Got it. Okay. And then in terms of the discontinuation rates, I'm just wondering if you could kind of circle back on that. I don't think I actually heard you compare perhaps discontinuation rates in the studies relative to your prior expectations, but then also what were discontinuation rates across Derby and Oak? Did they differ substantially?
Yes. So we will talk about that more in the months to come about the discontinuations and the missing images. But suffice it to say that this is not something that we believe meaningfully contributed to what we saw in these studies.
Okay. And then just lastly, you mentioned you're speaking with the regulators coming up here following the data release here. I'm just kind of wondering what outcomes might actually come about from the meetings? And would you imagine that you could get clarity on submitting pooled data at this point? Thanks very much.
Thank you. So again, the pooled data is just one piece of the puzzle here, right? Remember, in OAKS, we have highly statistical significance both for every other month as well as for monthly. We have that in Philly as well. And then you have the pooled analysis, of course.

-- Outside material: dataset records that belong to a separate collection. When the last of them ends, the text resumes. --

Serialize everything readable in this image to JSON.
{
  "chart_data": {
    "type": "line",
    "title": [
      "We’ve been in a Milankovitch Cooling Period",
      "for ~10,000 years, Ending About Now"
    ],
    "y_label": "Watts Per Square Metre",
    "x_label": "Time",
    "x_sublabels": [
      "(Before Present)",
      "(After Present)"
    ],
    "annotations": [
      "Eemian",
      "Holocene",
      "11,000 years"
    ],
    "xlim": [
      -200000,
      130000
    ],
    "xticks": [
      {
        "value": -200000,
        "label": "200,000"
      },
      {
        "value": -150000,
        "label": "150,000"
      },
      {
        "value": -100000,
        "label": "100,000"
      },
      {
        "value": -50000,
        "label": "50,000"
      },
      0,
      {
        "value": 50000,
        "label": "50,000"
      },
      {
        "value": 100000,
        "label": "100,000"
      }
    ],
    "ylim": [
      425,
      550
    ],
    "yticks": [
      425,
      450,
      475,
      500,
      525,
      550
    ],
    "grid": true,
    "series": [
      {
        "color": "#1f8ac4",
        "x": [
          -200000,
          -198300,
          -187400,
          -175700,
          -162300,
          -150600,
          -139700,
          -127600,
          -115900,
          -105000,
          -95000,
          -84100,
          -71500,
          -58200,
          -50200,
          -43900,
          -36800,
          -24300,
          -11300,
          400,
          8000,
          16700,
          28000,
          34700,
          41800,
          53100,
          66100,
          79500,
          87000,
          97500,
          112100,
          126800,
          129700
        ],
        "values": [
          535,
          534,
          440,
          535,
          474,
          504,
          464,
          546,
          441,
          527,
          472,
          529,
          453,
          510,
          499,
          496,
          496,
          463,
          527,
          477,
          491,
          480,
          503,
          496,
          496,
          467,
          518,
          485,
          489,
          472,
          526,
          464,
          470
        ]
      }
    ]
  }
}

So when we do a submission to the FDA or to EMEA, it is the completeness of the data package that will be evaluated and that we believe is very strong.
Thank you.
You're welcome.
Ladies and gentlemen, thank you for participating in today's question and answer session. I would now like to turn the call back over to Mr. Cedric Francois for any closing remarks.
Thank you so much, and thank you, everyone, for joining our call this afternoon. Our Phase III Derby and OAKS results are an important step towards forward and hopefully bringing pexitacopalan to the millions of patients living with GA. From the beginning, we have been convinced that controlling C3 provides unique therapeutic benefits as it is the only target in the complement cascade that can control all of the damaging downstream effects of complement activation. This has been demonstrated in our commercial product in PNH and now in the first positive Phase III in GA, further underscoring the potential of targeting C3 to develop transformative treatments across a broad range of debilitating diseases driven by complement. Thank you.
Ladies and gentlemen, this concludes today's conference call. Thank you for your participation. You may now disconnect.